And a recent Modern Healthcare analysis of 179 health systems and hospitals found that 2013 margins tightened to 3.1%, down from 3.6% the previous year. A total of 61.3% of the organizations in the analysis, which included acute-care, post-acute-care and rehabilitation hospitals, saw their margins shrink year over year.
Moody's attributed the squeeze to the increased popularity of high-deductible health plans that lead people to postpone care or seek out lower-cost retail clinics. “Patients have more skin in the game,” said Jennifer Ewing, a Moody's analyst.
The volume decline also is coming amid a number of Medicare reimbursement cuts, including the ones known as sequestration triggered by the 2012 Budget Control Act and reductions in disproportionate-share hospital payments under the Patient Protection and Affordable Care Act. In addition, Medicare's two-midnight rule has made it harder for hospitals to bill short stays as inpatient care, and commercial insurers have offered lower payment rate increases.

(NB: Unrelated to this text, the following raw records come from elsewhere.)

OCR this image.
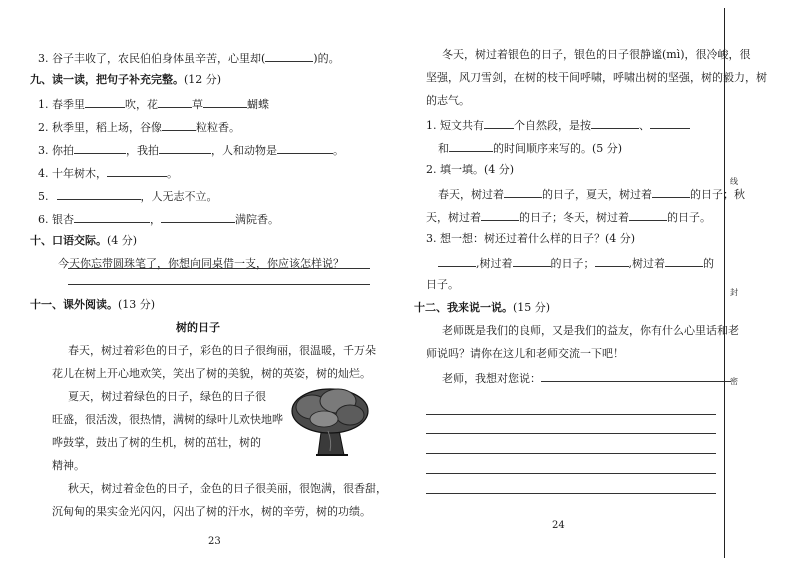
3. 谷子丰收了，农民伯伯身体虽辛苦，心里却(	)的。
九、读一读，把句子补充完整。(12 分)
1. 春季里	吹，花	草	蝴蝶
2. 秋季里，稻上场，谷像	粒粒香。
3. 你拍	，我拍	，人和动物是	。
4. 十年树木，	。
5.	，人无志不立。
6. 银杏	，	满院香。
十、口语交际。(4 分)
今天你忘带圆珠笔了，你想向同桌借一支，你应该怎样说？
十一、课外阅读。(13 分)
树的日子
春天，树过着彩色的日子，彩色的日子很绚丽，很温暖，千万朵
花儿在树上开心地欢笑，笑出了树的美貌，树的英姿，树的灿烂。
夏天，树过着绿色的日子，绿色的日子很
旺盛，很活泼，很热情，满树的绿叶儿欢快地哗
哗鼓掌，鼓出了树的生机，树的茁壮，树的
精神。
秋天，树过着金色的日子，金色的日子很美丽，很饱满，很香甜，
沉甸甸的果实金光闪闪，闪出了树的汗水，树的辛劳，树的功绩。
23
冬天，树过着银色的日子，银色的日子很静谧(mì)，很冷峻，很
坚强，风刀雪剑，在树的枝干间呼啸，呼啸出树的坚强，树的毅力，树
的志气。
1. 短文共有	个自然段，是按	、
和	的时间顺序来写的。(5 分)
2. 填一填。(4 分)
春天，树过着	的日子，夏天，树过着	的日子；秋
天，树过着	的日子；冬天，树过着	的日子。
3. 想一想：树还过着什么样的日子？(4 分)
,树过着	的日子；	,树过着	的
日子。
十二、我来说一说。(15 分)
老师既是我们的良师，又是我们的益友，你有什么心里话和老
师说吗？请你在这儿和老师交流一下吧！
老师，我想对您说：
24
线
封
密
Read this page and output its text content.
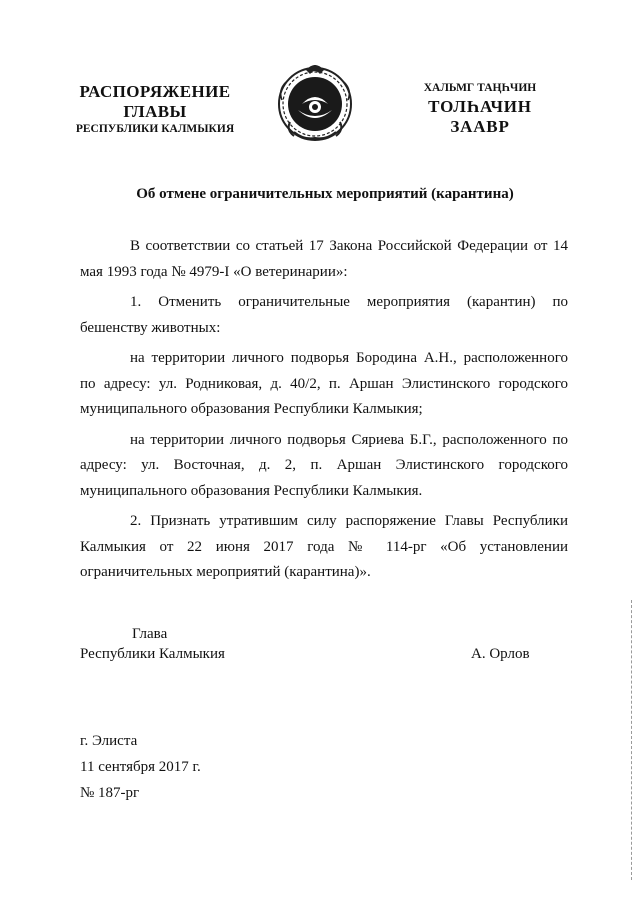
РАСПОРЯЖЕНИЕ
ГЛАВЫ
РЕСПУБЛИКИ КАЛМЫКИЯ
ХАЛЬМГ ТАҢҺЧИН
ТОЛҺАЧИН
ЗААВР
Об отмене ограничительных мероприятий (карантина)

В соответствии со статьей 17 Закона Российской Федерации от 14 мая 1993 года № 4979-I «О ветеринарии»:

1. Отменить ограничительные мероприятия (карантин) по бешенству животных:

на территории личного подворья Бородина А.Н., расположенного по адресу: ул. Родниковая, д. 40/2, п. Аршан Элистинского городского муниципального образования Республики Калмыкия;

на территории личного подворья Сяриева Б.Г., расположенного по адресу: ул. Восточная, д. 2, п. Аршан Элистинского городского муниципального образования Республики Калмыкия.

2. Признать утратившим силу распоряжение Главы Республики Калмыкия от 22 июня 2017 года № 114-рг «Об установлении ограничительных мероприятий (карантина)».

Глава
Республики Калмыкия	А. Орлов
г. Элиста
11 сентября 2017 г.
№ 187-рг
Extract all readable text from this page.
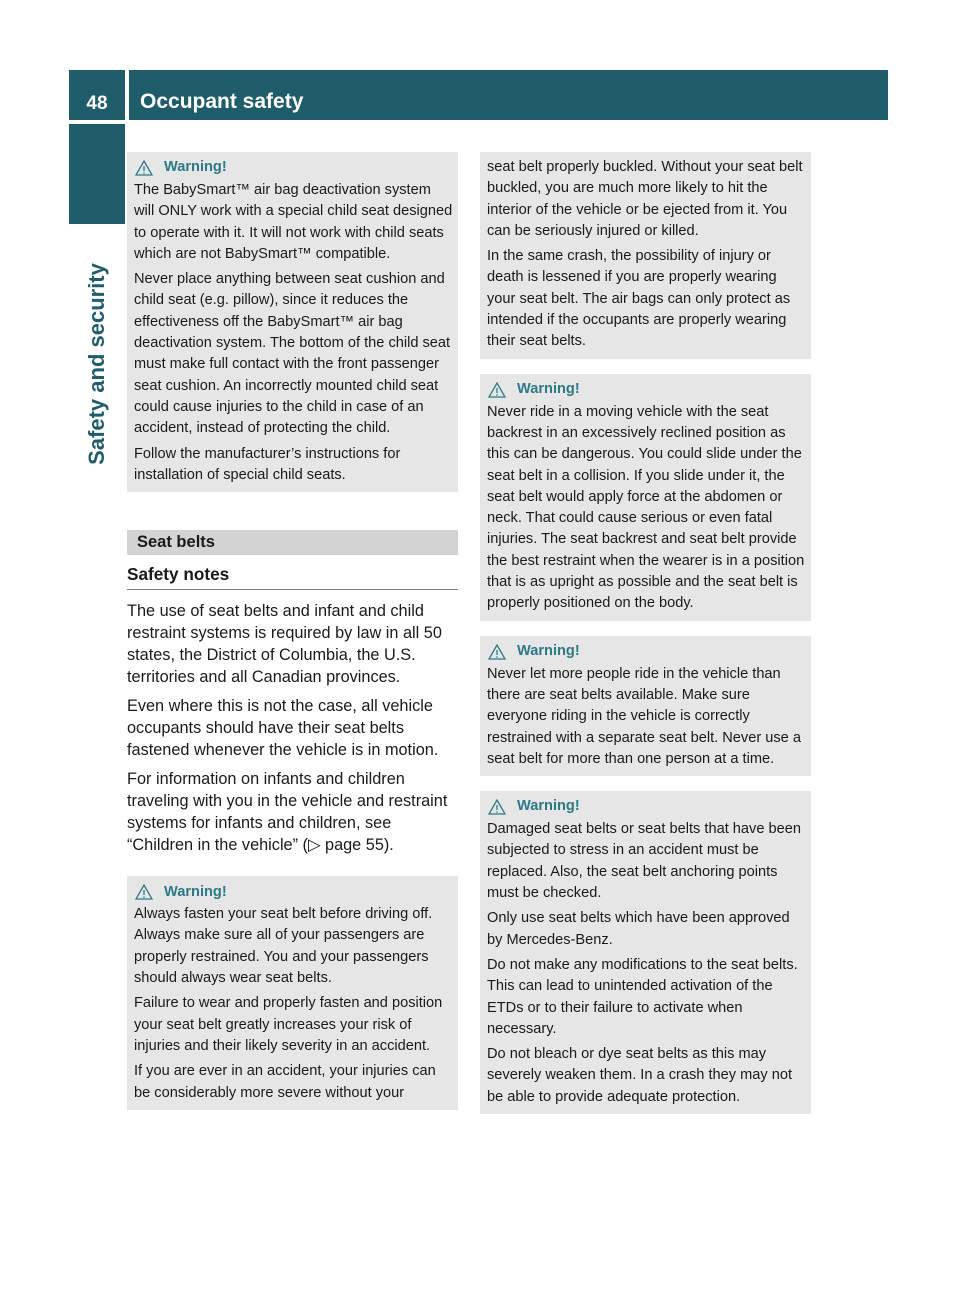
48	Occupant safety
Safety and security
Warning!

The BabySmart™ air bag deactivation system will ONLY work with a special child seat designed to operate with it. It will not work with child seats which are not BabySmart™ compatible.

Never place anything between seat cushion and child seat (e.g. pillow), since it reduces the effectiveness off the BabySmart™ air bag deactivation system. The bottom of the child seat must make full contact with the front passenger seat cushion. An incorrectly mounted child seat could cause injuries to the child in case of an accident, instead of protecting the child.

Follow the manufacturer’s instructions for installation of special child seats.

Seat belts
Safety notes

The use of seat belts and infant and child restraint systems is required by law in all 50 states, the District of Columbia, the U.S. territories and all Canadian provinces.

Even where this is not the case, all vehicle occupants should have their seat belts fastened whenever the vehicle is in motion.

For information on infants and children traveling with you in the vehicle and restraint systems for infants and children, see “Children in the vehicle” (▷ page 55).

Warning!

Always fasten your seat belt before driving off. Always make sure all of your passengers are properly restrained. You and your passengers should always wear seat belts.

Failure to wear and properly fasten and position your seat belt greatly increases your risk of injuries and their likely severity in an accident.

If you are ever in an accident, your injuries can be considerably more severe without your

seat belt properly buckled. Without your seat belt buckled, you are much more likely to hit the interior of the vehicle or be ejected from it. You can be seriously injured or killed.

In the same crash, the possibility of injury or death is lessened if you are properly wearing your seat belt. The air bags can only protect as intended if the occupants are properly wearing their seat belts.

Warning!

Never ride in a moving vehicle with the seat backrest in an excessively reclined position as this can be dangerous. You could slide under the seat belt in a collision. If you slide under it, the seat belt would apply force at the abdomen or neck. That could cause serious or even fatal injuries. The seat backrest and seat belt provide the best restraint when the wearer is in a position that is as upright as possible and the seat belt is properly positioned on the body.

Warning!

Never let more people ride in the vehicle than there are seat belts available. Make sure everyone riding in the vehicle is correctly restrained with a separate seat belt. Never use a seat belt for more than one person at a time.

Warning!

Damaged seat belts or seat belts that have been subjected to stress in an accident must be replaced. Also, the seat belt anchoring points must be checked.

Only use seat belts which have been approved by Mercedes-Benz.

Do not make any modifications to the seat belts. This can lead to unintended activation of the ETDs or to their failure to activate when necessary.

Do not bleach or dye seat belts as this may severely weaken them. In a crash they may not be able to provide adequate protection.
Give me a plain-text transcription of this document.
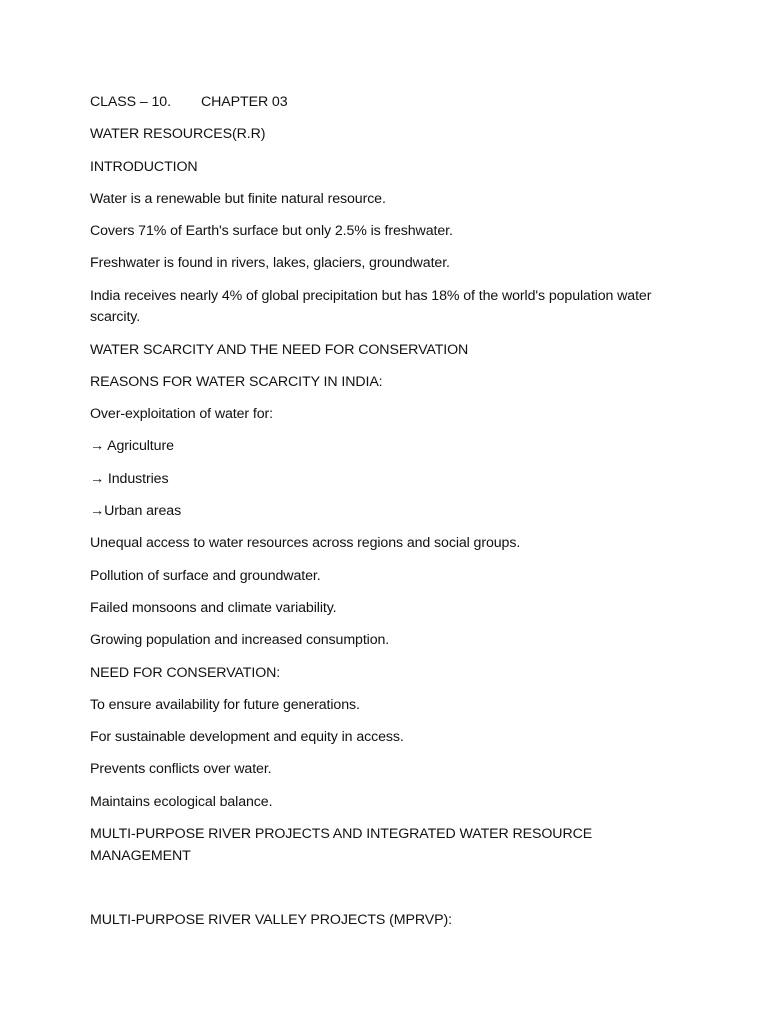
CLASS – 10. CHAPTER 03

WATER RESOURCES(R.R)

INTRODUCTION

Water is a renewable but finite natural resource.

Covers 71% of Earth's surface but only 2.5% is freshwater.

Freshwater is found in rivers, lakes, glaciers, groundwater.

India receives nearly 4% of global precipitation but has 18% of the world's population water scarcity.

WATER SCARCITY AND THE NEED FOR CONSERVATION

REASONS FOR WATER SCARCITY IN INDIA:

Over-exploitation of water for:

→ Agriculture

→ Industries

→Urban areas

Unequal access to water resources across regions and social groups.

Pollution of surface and groundwater.

Failed monsoons and climate variability.

Growing population and increased consumption.

NEED FOR CONSERVATION:

To ensure availability for future generations.

For sustainable development and equity in access.

Prevents conflicts over water.

Maintains ecological balance.

MULTI-PURPOSE RIVER PROJECTS AND INTEGRATED WATER RESOURCE MANAGEMENT

MULTI-PURPOSE RIVER VALLEY PROJECTS (MPRVP):
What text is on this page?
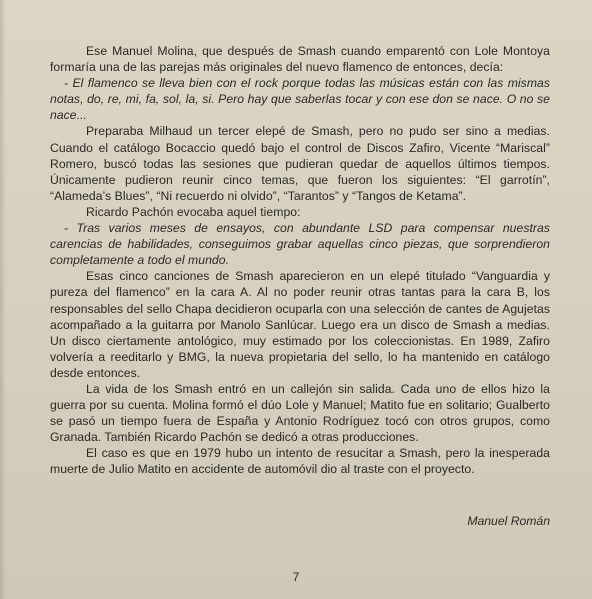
Ese Manuel Molina, que después de Smash cuando emparentó con Lole Montoya formaría una de las parejas más originales del nuevo flamenco de entonces, decía:

- El flamenco se lleva bien con el rock porque todas las músicas están con las mismas notas, do, re, mi, fa, sol, la, si. Pero hay que saberlas tocar y con ese don se nace. O no se nace...

Preparaba Milhaud un tercer elepé de Smash, pero no pudo ser sino a medias. Cuando el catálogo Bocaccio quedó bajo el control de Discos Zafiro, Vicente “Mariscal” Romero, buscó todas las sesiones que pudieran quedar de aquellos últimos tiempos. Únicamente pudieron reunir cinco temas, que fueron los siguientes: “El garrotín”, “Alameda’s Blues”, “Ni recuerdo ni olvido”, “Tarantos” y “Tangos de Ketama”.

Ricardo Pachón evocaba aquel tiempo:

- Tras varios meses de ensayos, con abundante LSD para compensar nuestras carencias de habilidades, conseguimos grabar aquellas cinco piezas, que sorprendieron completamente a todo el mundo.

Esas cinco canciones de Smash aparecieron en un elepé titulado “Vanguardia y pureza del flamenco” en la cara A. Al no poder reunir otras tantas para la cara B, los responsables del sello Chapa decidieron ocuparla con una selección de cantes de Agujetas acompañado a la guitarra por Manolo Sanlúcar. Luego era un disco de Smash a medias. Un disco ciertamente antológico, muy estimado por los coleccionistas. En 1989, Zafiro volvería a reeditarlo y BMG, la nueva propietaria del sello, lo ha mantenido en catálogo desde entonces.

La vida de los Smash entró en un callejón sin salida. Cada uno de ellos hizo la guerra por su cuenta. Molina formó el dúo Lole y Manuel; Matito fue en solitario; Gualberto se pasó un tiempo fuera de España y Antonio Rodríguez tocó con otros grupos, como Granada. También Ricardo Pachón se dedicó a otras producciones.

El caso es que en 1979 hubo un intento de resucitar a Smash, pero la inesperada muerte de Julio Matito en accidente de automóvil dio al traste con el proyecto.

Manuel Román
7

As expenses grew faster than revenue for the second consecutive year, 25% of hospitals in the Moody's sample had an operating loss in 2013, up from 17.2% the previous year and 13.8% in 2011.
Hospitals continued to increase their investments in information technology and buying physician practices. But tighter margins mean less capital to reinvest in their operations. Year-to-date borrowing also declined.
“Our sense is that many hospitals are judiciously re-examining their capital spend,” said Lisa Goldstein, a Moody's analyst. When they do spend money, they're spending less on their facilities as they fill fewer beds.